11 dec 2018
The U.S. National Transportation Safety Board (NTSB) has determined that an insufficient preventative maintenance program and lack of guidance for responding to engine high-temperature conditions, led to the January 14, 2018, fire on board the small passenger vessel Island Lady, in the waters of the Pithlachascotee River, near Port Ritchey, Florida.
The Island Lady was a 72-foot-long passenger vessel operated by Tropical Breeze Casino Cruz, used to shuttle passengers and company employees to and from the casino boat Tropical Breeze I. On the day of the fire, the Island Lady was carrying 53 people including 36 passengers. 15 were injured and transported to local hospitals. One passenger died several hours after the fire.
Damage to the Island Lady resulted in the vessel, valued at $450,000, being declared a constructive total loss.
While the accident was not declared a major marine casualty, the NTSB investigated this accident as an accident of recurring character because of a similar fire in 2004 on board the Express Shuttle II, another of the operating company’s vessels.
On the day of the fire, the Island Lady was en route to the Tropical Breeze I, located about nine miles offshore in the Gulf of Mexico. Just before 4pm, the captain received a high-temperature alarm for the port engine’s jacket-water system. The captain turned the Island Lady around to return to the dock and notified the operating company. Smoke began filling the lazarette (store room), main deck spaces and engine room. The captain deliberately beached the vessel close to shore in shallow water and all on board evacuated by jumping from the vessel into the water and wading ashore.
The NTSB’s investigation determined:
- Tropical Breeze Casino Cruz’s lack of guidance regarding engine high-temperature alarms led to the captain leaving the port engine idling, rather than shutting it down, leading to the fire.
- The lack of a requirement for a fire detection and suppression system in an unmanned space containing engine exhaust tubing prevented early detection of, and a swifter response to, the fire in the lazarette.
- The captain’s decisions to return to the dock and to subsequently beach the Island Ladywere prudent and increased the likelihood of survival for those on board.
- The failure of the port engine’s raw-water pump led to overheating of the engine and exhaust tubing.

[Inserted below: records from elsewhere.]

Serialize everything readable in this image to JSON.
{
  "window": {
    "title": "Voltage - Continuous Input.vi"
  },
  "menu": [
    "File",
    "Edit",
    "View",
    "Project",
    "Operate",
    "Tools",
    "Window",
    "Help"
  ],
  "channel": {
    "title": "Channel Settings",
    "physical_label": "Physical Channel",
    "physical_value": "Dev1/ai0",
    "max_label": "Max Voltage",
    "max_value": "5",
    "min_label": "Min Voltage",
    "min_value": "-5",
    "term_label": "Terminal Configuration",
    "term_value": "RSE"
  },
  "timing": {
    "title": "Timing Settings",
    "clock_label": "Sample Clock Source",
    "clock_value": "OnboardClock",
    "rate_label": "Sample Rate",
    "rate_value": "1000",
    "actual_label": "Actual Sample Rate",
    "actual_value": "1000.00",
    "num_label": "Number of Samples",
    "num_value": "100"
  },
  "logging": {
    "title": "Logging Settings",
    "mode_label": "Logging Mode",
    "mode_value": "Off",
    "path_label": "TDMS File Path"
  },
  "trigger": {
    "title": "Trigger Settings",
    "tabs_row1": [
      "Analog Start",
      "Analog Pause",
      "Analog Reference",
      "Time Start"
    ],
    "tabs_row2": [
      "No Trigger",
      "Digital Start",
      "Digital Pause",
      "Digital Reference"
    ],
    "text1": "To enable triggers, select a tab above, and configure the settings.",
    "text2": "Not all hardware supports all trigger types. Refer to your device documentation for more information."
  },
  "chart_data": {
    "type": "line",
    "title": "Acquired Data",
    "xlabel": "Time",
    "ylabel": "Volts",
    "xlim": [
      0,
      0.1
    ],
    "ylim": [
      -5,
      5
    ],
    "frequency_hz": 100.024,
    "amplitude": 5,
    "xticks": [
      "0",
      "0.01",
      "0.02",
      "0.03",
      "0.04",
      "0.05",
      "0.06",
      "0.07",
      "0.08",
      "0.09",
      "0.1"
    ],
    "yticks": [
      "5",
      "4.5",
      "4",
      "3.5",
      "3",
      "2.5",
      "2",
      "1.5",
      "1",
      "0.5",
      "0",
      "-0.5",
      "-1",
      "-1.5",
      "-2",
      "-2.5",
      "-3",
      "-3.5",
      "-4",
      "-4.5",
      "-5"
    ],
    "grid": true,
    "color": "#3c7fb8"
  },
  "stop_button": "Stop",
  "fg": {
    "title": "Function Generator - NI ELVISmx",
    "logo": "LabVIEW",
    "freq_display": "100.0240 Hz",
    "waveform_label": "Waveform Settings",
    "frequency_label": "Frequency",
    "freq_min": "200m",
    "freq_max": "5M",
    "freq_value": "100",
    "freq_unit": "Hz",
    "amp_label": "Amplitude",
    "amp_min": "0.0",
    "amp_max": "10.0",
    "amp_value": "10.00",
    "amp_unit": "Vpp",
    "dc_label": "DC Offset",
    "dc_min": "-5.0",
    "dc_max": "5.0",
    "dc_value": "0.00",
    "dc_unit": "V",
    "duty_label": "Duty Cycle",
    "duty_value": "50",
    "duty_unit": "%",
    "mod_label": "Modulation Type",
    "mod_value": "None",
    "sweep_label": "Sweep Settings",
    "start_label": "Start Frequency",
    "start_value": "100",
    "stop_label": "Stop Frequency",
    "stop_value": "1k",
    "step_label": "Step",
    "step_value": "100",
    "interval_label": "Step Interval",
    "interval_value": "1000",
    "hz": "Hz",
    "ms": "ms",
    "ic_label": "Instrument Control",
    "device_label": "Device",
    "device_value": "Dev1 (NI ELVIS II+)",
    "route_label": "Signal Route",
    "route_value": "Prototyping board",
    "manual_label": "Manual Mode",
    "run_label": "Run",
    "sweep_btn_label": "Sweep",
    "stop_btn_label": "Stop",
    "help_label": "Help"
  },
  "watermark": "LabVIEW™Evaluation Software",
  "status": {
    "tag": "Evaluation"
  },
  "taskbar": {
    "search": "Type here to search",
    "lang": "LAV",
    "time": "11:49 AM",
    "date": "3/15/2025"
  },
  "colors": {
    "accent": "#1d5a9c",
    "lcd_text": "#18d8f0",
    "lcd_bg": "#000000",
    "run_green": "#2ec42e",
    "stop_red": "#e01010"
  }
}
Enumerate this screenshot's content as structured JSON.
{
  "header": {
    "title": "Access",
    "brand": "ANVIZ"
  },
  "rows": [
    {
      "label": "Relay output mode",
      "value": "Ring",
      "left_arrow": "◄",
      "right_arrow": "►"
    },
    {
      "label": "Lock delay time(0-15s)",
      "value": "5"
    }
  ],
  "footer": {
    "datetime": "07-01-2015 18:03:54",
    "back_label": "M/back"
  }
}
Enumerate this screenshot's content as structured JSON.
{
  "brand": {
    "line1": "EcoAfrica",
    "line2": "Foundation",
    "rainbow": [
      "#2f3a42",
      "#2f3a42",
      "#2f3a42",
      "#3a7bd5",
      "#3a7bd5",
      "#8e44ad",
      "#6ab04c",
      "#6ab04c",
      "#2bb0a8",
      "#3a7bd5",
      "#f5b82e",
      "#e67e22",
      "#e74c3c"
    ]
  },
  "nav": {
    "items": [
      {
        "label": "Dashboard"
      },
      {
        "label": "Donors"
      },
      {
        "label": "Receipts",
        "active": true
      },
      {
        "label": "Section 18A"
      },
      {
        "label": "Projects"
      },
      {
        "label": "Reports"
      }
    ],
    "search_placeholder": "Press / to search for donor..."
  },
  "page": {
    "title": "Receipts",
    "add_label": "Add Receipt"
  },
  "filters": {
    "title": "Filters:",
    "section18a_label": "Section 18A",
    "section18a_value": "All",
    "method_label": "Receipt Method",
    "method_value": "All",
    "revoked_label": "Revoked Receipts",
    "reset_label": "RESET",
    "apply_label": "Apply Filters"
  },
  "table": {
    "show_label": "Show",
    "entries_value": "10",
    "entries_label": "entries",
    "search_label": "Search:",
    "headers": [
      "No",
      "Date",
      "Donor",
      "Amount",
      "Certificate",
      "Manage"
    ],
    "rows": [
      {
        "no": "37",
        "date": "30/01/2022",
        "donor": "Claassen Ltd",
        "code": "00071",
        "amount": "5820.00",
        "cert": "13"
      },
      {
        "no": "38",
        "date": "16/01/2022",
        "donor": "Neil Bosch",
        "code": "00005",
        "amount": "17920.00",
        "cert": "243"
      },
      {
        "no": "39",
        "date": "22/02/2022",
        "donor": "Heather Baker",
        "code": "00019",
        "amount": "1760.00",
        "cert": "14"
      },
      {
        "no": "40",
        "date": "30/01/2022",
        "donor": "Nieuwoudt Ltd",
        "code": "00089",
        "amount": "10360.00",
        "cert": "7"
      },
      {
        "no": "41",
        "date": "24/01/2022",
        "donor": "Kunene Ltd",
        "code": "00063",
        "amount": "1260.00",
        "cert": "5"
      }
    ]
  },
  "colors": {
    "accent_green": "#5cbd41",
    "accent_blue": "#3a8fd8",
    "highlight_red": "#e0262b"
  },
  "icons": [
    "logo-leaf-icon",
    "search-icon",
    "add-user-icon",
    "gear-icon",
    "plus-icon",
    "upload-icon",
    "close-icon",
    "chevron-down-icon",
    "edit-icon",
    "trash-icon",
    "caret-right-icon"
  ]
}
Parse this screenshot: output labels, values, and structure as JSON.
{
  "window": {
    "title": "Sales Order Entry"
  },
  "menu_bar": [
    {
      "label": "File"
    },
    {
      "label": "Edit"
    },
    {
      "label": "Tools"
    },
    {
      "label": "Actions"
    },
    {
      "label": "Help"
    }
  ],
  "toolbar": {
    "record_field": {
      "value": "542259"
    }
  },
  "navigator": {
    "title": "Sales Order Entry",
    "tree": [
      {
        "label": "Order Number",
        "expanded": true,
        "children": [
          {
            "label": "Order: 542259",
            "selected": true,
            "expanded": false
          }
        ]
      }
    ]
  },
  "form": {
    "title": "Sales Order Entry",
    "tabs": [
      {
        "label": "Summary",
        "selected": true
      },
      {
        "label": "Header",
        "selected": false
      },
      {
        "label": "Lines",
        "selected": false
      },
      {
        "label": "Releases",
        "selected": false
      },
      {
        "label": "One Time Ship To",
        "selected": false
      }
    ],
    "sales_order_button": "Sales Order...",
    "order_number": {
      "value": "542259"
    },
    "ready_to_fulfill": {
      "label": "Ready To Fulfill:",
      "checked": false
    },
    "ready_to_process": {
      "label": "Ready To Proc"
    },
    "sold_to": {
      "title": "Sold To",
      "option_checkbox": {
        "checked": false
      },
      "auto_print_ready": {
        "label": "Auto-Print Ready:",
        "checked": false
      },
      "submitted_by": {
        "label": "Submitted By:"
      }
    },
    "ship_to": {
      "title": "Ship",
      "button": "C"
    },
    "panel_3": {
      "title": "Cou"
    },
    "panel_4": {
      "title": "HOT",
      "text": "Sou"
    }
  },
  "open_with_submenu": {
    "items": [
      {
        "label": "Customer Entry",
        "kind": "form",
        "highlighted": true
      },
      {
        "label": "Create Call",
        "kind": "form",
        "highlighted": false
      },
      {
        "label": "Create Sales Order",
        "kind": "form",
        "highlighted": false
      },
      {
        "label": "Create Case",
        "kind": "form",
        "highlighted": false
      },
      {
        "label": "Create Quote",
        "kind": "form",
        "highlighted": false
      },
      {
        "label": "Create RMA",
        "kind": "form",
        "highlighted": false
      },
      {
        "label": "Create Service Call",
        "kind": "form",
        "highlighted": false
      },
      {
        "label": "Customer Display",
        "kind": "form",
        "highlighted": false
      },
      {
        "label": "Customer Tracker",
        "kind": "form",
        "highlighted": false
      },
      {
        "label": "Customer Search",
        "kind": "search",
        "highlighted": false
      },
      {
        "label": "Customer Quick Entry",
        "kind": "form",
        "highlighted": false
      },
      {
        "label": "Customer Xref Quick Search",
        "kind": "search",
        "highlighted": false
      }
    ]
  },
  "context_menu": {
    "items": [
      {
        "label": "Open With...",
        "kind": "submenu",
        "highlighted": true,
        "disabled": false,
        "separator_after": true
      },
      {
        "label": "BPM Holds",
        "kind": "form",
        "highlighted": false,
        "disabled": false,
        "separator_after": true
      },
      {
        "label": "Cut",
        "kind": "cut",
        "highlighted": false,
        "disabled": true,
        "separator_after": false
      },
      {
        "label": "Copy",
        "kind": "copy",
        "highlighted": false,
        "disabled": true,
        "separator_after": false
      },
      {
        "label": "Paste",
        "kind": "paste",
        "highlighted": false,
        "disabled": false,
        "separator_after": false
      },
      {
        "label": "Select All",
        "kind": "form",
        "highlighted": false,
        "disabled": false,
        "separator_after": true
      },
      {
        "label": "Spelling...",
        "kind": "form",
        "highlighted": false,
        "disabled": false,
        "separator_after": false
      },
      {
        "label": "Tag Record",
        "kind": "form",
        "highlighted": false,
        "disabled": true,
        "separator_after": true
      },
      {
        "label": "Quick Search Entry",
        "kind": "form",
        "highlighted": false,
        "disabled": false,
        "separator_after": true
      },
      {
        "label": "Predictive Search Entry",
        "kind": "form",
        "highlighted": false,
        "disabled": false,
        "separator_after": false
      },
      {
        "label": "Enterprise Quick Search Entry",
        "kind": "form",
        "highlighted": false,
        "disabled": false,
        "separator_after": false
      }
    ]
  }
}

• The raw-water pump’s failure resulted from Tropical Breeze Casino Cruz’s failure to follow Caterpillar’s recommended maintenance schedule.
- The Island Lady’s crew had insufficient firefighting training.
- The use of plastic tubing on local tank level indicators and lack of automatic shutoff valves on the fuel tanks resulted in the release of diesel fuel, which contributed to the severity of the fire.
- The U.S. Coast Guard did not correctly assess the Island Lady’s fuel system’s compliance with applicable regulations during an inspection of the vessel.
As a result of its investigation, the NTSB issued four safety recommendations including two to the U.S. Coast Guard which seek a requirement for fire detection systems in unmanned spaces with machinery or other potential heat sources on board small passenger vessels and the issuance of a Marine Safety Information Bulletin addressing the need to use only approved material and components in fuel tank level-indicator systems.
The NTSB also reiterated two safety recommendations issued to the U.S. Coast Guard. Safety recommendation M-12-3, issued in 2012, seeks a requirement for operators of U.S.-flag passenger vessels to implement safety management systems. Safety recommendation M-02-5, issued in 2002, seeks a requirement for the development and implementation of a preventive maintenance program, by companies operating domestic passenger vessels, for all systems affecting the safe operation of their vessels, including hull, mechanical and electrical systems.
“Safety isn’t something you have, it’s something you do,” said NTSB Chairman Robert Sumwalt. “Are vessel operators being required to do it? All over the country this morning, crew training is either being conducted or it is being neglected. Manufacturer’s recommended maintenance programs are being followed or they are being disregarded, leaving the safety of vessels and their passengers at risk.”